Kristina Hentschel, Women's Professional Soccer's corporate development officer and chief financial officer, told ESPN.com's Jeff Carlisle this week that while there has been an increase in interest from potential owners and sponsors because of the Women's World Cup attention, continued patience for the league -- which reportedly is lowering its salary cap to survive -- was necessary.
Richie, Whan and Hentschel all would be able to relate to each other's challenges and hopes.

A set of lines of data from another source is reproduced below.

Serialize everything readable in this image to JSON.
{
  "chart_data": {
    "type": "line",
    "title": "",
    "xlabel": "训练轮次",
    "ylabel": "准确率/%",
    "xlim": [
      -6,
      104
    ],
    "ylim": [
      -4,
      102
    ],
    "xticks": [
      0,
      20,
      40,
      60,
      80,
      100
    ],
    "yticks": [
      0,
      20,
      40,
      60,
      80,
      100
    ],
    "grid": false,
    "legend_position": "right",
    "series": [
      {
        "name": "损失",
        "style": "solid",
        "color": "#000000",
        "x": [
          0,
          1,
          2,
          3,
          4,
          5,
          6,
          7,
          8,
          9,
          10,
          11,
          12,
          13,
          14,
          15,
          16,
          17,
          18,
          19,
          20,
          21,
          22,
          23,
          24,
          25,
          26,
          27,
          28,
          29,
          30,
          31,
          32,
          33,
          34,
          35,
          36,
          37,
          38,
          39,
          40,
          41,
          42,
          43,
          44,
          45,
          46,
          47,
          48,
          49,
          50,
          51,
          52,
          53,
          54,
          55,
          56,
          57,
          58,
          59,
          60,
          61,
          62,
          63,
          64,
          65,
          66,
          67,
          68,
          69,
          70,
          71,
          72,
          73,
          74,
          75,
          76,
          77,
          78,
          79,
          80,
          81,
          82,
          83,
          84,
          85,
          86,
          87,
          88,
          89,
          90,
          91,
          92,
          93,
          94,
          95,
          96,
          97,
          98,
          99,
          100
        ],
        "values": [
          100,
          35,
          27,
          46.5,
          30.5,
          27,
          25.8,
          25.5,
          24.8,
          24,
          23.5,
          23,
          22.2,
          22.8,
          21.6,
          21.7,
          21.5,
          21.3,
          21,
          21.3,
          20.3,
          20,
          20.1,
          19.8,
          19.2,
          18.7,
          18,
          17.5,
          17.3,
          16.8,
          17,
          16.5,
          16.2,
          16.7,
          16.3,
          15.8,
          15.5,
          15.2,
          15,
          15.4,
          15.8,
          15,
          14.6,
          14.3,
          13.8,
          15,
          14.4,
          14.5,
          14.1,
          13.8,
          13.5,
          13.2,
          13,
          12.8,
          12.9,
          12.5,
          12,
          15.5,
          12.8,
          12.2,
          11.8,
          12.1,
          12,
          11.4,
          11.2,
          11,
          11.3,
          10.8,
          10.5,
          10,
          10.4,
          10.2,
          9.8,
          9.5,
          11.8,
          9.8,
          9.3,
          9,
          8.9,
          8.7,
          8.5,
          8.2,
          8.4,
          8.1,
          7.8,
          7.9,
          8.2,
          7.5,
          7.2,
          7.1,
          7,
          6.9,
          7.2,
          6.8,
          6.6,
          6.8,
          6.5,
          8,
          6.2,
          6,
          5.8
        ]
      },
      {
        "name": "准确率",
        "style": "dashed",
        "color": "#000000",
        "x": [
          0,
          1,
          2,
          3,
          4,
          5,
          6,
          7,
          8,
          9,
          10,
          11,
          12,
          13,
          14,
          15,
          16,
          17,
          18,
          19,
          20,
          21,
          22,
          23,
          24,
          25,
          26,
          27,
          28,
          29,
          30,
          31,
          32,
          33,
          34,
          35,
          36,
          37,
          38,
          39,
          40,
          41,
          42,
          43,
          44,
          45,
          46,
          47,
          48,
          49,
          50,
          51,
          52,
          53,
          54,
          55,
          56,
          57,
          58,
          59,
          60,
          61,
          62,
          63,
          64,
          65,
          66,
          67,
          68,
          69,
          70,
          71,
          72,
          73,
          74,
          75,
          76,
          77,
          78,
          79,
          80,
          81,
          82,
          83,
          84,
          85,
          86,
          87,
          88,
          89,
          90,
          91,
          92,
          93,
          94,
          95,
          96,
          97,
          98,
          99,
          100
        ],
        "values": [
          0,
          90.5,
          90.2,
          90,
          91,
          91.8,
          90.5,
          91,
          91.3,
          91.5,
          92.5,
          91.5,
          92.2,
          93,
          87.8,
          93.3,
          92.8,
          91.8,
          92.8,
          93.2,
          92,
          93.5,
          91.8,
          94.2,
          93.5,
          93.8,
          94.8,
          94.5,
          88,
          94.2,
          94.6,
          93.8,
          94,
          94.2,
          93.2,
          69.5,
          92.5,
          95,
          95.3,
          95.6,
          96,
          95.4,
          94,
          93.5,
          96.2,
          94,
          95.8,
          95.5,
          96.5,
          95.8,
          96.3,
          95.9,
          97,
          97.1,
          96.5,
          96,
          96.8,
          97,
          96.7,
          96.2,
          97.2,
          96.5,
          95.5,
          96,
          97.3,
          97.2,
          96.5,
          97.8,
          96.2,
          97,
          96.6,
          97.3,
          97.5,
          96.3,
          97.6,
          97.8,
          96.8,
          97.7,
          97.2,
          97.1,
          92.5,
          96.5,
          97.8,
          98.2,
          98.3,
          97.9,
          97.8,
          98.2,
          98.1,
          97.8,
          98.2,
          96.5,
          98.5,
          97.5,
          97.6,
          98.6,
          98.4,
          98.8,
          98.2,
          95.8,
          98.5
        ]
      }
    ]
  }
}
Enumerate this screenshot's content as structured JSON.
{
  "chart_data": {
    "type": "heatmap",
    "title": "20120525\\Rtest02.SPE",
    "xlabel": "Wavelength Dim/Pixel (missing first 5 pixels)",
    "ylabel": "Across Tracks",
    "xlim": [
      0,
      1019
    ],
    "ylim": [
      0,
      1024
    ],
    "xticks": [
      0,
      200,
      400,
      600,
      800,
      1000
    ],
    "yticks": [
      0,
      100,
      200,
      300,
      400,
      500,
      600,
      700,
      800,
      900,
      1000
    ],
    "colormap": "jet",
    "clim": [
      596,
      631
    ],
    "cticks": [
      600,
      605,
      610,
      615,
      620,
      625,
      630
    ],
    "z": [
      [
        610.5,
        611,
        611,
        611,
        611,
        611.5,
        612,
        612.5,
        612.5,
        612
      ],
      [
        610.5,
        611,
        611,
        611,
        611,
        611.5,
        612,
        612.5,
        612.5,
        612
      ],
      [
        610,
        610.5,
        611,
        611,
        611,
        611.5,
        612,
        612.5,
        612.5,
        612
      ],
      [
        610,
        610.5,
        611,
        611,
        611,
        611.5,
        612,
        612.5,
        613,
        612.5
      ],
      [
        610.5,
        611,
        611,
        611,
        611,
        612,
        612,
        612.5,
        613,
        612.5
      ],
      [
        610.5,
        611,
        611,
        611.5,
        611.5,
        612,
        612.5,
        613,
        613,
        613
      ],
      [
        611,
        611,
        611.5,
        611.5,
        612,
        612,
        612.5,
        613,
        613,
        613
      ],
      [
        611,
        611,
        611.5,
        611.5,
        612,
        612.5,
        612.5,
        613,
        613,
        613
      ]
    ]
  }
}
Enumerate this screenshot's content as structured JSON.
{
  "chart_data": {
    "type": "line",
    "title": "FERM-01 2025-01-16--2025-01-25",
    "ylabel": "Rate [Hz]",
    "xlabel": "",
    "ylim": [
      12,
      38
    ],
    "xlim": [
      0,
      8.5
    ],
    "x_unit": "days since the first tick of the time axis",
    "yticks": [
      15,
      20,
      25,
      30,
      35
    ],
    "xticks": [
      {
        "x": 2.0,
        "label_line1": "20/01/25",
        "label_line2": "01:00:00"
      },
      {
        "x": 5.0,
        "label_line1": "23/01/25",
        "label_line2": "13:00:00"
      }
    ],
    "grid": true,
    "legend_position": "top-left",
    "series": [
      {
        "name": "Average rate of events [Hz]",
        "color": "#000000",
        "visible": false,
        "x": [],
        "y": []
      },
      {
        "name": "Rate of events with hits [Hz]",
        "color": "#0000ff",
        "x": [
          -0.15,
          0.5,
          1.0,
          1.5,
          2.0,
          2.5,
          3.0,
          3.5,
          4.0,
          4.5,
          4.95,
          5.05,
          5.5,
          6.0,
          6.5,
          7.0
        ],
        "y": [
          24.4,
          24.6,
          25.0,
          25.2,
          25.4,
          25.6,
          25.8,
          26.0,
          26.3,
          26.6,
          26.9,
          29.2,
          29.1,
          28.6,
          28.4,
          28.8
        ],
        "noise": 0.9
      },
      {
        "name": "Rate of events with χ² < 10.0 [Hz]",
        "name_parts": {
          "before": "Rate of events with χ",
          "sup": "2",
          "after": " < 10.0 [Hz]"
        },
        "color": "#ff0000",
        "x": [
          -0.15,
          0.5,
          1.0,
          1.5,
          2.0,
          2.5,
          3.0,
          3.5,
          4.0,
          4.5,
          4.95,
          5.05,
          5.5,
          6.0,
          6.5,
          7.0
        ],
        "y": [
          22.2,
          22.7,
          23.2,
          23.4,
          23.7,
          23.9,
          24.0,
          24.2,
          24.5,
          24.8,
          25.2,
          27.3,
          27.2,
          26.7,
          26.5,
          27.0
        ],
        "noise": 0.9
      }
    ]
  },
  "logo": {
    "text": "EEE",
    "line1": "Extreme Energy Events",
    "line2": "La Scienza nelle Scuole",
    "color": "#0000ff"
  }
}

Certainly, they've got their hands full dealing with the specifics of their own businesses, which all face varying hurdles.
But I don't think we should ever give up on the belief that they -- and other people working in the industry of women's athletics -- should always keep searching for potential alliances that work toward their mutual good.
It might sound corny -- oh, hell, it is corny -- but remember the ending of "Brigadoon." When Tommy goes back to Scotland with the near-hopeless wish that the town will reappear again -- desperately regretting that he ever left Fiona -- the magic happens.
Mr. Lundie tells the stunned Tommy, "You shouldna be too surprised, lad. I told ye when ye love someone deeply enough, anythin' is possible. Even miracles."
Women's professional athletics' continued growth actually doesn't need miracles. But it does need people who love these endeavors deeply enough.